1980’lere gelindiğinde, Almanya’da geçmişle yüzleşme sürecinde önemli bir mesafe kat edilmiştir. Toplum, geçmişle hesaplaşmayı artık yalnızca bir tarihsel sorumluluk değil, kolektif kimliğin inşasının ve bireysel ahlaki gelişimin bir parçası olarak görmeye başlamıştır. Ancak, savaştan kırk yıl sonra bile bu sürecin beraberinde getirdiği sessizliğin bozulması toplumsal çatışmalara ve psikolojik dirençlere yol açmıştır.

Genç kuşak, bir yandan geçmişin tüm gerçeklerini öğrenmek istemekte, bir yandan da bu tarihsel yükü bireysel olarak taşımak istememektedir. Birçok kişi, geçmişteki suçları tarihin bir parçası olarak kabul etmekle birlikte, bu suçların günlük hayatlarını belirlemesini ya da kimliklerinin merkezine yerleşmesini istemez.

Bu yaklaşımın politik temsilcilerinden biri, Şansölye Helmut Kohl’dür. Savaş sona erdiğinde 15 yaşında olan Kohl, kendisinin nasyonal sosyalizmin yükselişinden sorumlu tutulamayacağını dile getirmiştir. Bu görüşünü, 1980’lerin ilk yarısında yaptığı İsrail ziyareti sırasında da yinelemiştir. Ona göre, suç işlemiş kuşakla, henüz çocuk olanlar veya daha doğmamış kuşaklar arasında ayrım yapılmalı, böylece yeni bir Alman kimliği inşa edilebilmelidir. Bu yaklaşım, tarihsel yüklerden arınmış, geleceğe bakan bir ulusal kimlik inşasının başlangıcı olarak görülmüştür.

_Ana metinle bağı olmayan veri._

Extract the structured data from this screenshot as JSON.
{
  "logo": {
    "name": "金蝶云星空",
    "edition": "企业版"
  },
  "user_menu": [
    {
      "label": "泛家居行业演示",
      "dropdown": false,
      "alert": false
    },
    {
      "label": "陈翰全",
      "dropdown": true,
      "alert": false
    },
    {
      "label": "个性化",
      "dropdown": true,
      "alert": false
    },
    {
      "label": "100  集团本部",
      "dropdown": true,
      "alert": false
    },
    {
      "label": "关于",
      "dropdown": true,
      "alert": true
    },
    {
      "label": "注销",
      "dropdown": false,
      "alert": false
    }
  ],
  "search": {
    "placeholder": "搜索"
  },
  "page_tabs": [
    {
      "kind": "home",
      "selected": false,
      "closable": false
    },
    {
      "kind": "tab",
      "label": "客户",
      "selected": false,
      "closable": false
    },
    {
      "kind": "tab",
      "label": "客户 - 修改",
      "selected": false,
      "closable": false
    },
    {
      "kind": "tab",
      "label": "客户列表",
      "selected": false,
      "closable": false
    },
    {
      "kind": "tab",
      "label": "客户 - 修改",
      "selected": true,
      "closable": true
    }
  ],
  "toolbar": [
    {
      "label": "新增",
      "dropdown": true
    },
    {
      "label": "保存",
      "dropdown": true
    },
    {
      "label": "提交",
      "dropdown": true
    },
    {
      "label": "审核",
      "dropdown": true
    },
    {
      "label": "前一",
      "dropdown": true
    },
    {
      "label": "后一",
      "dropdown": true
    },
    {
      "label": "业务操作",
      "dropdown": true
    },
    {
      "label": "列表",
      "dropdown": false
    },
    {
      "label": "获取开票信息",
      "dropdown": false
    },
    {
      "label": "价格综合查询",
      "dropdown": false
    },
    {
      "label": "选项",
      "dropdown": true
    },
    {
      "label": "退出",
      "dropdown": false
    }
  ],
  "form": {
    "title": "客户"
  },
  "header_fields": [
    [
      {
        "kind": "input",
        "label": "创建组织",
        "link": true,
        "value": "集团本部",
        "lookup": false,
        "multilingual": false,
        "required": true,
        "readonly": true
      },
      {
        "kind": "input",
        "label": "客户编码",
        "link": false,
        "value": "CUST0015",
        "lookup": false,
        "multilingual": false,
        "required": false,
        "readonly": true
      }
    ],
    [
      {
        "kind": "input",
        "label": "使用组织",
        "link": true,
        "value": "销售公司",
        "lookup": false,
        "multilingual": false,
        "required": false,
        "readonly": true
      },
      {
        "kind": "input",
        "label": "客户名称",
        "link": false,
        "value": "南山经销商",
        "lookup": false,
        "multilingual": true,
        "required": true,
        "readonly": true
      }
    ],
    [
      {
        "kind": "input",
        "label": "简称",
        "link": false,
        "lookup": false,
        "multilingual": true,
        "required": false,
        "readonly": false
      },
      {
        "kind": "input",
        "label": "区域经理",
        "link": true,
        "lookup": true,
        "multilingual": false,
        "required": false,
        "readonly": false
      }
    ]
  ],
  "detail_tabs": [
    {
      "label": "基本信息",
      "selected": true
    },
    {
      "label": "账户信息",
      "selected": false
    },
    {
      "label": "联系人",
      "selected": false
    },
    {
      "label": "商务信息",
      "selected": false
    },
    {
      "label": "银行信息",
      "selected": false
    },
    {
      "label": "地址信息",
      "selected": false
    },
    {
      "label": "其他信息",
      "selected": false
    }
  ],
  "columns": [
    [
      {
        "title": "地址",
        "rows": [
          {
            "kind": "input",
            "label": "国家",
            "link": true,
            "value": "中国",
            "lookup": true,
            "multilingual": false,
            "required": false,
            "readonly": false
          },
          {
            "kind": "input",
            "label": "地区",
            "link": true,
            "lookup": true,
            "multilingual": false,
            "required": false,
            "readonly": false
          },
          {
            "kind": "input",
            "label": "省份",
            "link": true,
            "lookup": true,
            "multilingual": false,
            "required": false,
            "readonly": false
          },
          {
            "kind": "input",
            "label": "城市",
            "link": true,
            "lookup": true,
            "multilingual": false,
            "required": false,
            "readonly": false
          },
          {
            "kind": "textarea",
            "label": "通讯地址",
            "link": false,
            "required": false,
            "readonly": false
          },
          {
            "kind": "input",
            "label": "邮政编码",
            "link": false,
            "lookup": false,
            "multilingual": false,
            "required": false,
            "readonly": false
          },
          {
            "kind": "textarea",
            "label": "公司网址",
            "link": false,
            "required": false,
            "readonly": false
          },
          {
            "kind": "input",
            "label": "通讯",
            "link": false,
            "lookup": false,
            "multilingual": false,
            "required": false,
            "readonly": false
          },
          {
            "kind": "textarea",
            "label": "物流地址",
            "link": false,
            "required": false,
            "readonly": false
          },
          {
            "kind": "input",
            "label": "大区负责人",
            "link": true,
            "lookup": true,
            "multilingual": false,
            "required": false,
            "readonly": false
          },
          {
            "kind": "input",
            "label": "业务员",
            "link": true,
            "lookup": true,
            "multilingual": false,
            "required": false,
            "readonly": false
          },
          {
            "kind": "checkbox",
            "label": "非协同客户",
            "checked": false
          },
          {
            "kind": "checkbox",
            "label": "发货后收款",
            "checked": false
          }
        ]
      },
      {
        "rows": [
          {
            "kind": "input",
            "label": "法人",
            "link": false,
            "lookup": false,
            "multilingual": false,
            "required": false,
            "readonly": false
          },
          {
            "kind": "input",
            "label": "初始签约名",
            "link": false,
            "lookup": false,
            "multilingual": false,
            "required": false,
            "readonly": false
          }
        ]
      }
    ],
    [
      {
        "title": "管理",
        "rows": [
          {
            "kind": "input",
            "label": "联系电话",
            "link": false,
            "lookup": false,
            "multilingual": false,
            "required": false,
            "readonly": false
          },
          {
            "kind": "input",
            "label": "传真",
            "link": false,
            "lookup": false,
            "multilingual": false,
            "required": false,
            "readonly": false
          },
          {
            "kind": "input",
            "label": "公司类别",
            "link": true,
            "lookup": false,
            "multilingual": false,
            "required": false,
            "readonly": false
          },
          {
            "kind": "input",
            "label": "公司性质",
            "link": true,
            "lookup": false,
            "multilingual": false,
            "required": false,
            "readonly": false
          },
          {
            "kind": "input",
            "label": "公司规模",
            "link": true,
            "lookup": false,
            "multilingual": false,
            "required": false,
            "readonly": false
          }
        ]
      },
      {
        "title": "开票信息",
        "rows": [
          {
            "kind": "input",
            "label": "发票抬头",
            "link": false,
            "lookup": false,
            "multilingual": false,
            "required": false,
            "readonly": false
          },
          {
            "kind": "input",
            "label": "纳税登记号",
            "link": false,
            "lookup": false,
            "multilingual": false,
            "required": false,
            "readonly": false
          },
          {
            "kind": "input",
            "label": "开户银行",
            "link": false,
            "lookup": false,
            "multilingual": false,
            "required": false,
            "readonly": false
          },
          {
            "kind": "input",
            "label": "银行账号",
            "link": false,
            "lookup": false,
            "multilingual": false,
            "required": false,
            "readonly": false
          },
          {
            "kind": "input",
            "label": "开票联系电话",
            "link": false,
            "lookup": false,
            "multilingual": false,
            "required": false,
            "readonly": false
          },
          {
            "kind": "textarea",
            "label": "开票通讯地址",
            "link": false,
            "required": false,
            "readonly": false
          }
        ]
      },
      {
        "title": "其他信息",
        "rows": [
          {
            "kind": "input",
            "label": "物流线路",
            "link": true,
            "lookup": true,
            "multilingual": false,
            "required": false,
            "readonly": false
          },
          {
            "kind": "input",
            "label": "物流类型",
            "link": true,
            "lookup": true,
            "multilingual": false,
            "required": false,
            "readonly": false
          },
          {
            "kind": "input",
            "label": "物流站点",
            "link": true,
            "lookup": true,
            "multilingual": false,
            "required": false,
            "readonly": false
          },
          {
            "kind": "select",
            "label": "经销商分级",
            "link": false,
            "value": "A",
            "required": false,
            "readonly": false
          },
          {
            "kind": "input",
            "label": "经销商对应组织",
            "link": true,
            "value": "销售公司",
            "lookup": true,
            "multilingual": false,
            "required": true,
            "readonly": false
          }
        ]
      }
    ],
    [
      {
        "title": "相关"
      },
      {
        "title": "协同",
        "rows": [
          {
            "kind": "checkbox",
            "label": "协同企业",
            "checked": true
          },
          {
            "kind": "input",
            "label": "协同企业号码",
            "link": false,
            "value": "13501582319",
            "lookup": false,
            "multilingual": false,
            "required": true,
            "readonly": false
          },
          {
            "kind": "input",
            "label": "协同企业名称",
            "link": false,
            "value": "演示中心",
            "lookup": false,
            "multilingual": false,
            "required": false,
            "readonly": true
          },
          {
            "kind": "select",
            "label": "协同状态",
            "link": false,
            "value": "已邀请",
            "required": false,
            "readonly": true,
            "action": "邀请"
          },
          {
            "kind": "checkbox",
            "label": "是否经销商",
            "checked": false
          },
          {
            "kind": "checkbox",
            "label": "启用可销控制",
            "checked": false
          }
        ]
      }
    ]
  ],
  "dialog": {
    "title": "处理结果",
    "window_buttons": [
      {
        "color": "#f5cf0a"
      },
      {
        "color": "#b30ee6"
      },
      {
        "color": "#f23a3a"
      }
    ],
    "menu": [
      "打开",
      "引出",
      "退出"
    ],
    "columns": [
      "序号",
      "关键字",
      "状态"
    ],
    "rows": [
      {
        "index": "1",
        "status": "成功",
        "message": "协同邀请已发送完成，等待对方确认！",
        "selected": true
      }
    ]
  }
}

Öte yandan, dönemin Cumhurbaşkanı Richard von Weizsäcker, geçmişle yüzleşmede çok daha etik merkezli bir yaklaşımı savunmuştur. Ona göre, kimlik inşası ancak tövbe, pişmanlık ve ahlaki sorumluluk bilinci üzerine kurulabilir. Geçmiş ne unutulmalı ne de yeniden yazılmalıdır; üzerine dikkatle bakılmalı ve hafızada canlı tutulmalıdır ki aynı hatalar tekrarlanmasın.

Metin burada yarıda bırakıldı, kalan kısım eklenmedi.